Texto publicado el martes 27 de octubre de 2020 por La Segunda.

¿Cómo interpretar el categórico triunfo del Apruebo y de la Convención Constitucional? Desde luego, no cabe explicarlo simplemente a partir del clivaje izquierda versus derecha. Por un lado, en Chile no existe partido ni conglomerado con esos niveles de adhesión; por otro, hay seguidores de la opción ganadora desde la UDI hasta el PC (aunque los comunistas, no lo olvidemos, se restaron del acuerdo de noviembre). En rigor, ningún referente político puede apropiarse del resultado del plebiscito. Si de algo pareciera tratarse más bien es de un anhelo transversal de modificaciones profundas a lo largo y ancho del país, salvo una porción minoritaria de los sectores más acomodados. En los términos de Pablo Ortúzar, hoy se requiere un nuevo pacto de clases y, por tanto, una tregua de élites, que permita responder las necesidades y anhelos de las grandes mayorías. Como telón de fondo, se observa una crítica muy aguda a la clase política.
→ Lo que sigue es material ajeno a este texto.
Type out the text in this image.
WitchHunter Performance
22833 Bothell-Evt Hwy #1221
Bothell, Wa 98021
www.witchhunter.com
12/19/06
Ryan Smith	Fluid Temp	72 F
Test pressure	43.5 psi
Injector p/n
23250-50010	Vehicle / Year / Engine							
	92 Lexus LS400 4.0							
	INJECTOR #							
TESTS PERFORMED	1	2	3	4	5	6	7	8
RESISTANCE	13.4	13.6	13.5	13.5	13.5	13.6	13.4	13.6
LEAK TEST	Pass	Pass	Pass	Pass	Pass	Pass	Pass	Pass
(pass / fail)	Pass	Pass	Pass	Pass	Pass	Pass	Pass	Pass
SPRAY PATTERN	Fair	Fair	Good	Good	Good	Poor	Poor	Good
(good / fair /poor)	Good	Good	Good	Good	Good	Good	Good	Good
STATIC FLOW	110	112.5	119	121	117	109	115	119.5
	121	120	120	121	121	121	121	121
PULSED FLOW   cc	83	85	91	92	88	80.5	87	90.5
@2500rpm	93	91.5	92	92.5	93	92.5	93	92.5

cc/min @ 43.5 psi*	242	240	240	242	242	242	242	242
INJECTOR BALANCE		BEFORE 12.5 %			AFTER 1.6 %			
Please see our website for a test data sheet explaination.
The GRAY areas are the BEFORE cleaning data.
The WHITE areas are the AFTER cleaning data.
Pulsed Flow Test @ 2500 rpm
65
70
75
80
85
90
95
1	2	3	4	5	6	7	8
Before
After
La ciudadanía no sólo desea cambios significativos, sino que cree que ellos pasan por discutir las reglas básicas de nuestra convivencia y, además, que este debate exige un órgano distinto al Congreso, sin presencia de parlamentarios en ejercicio (muchos de los cuales ayer celebraban, como si los alegrara el repudio de los electores).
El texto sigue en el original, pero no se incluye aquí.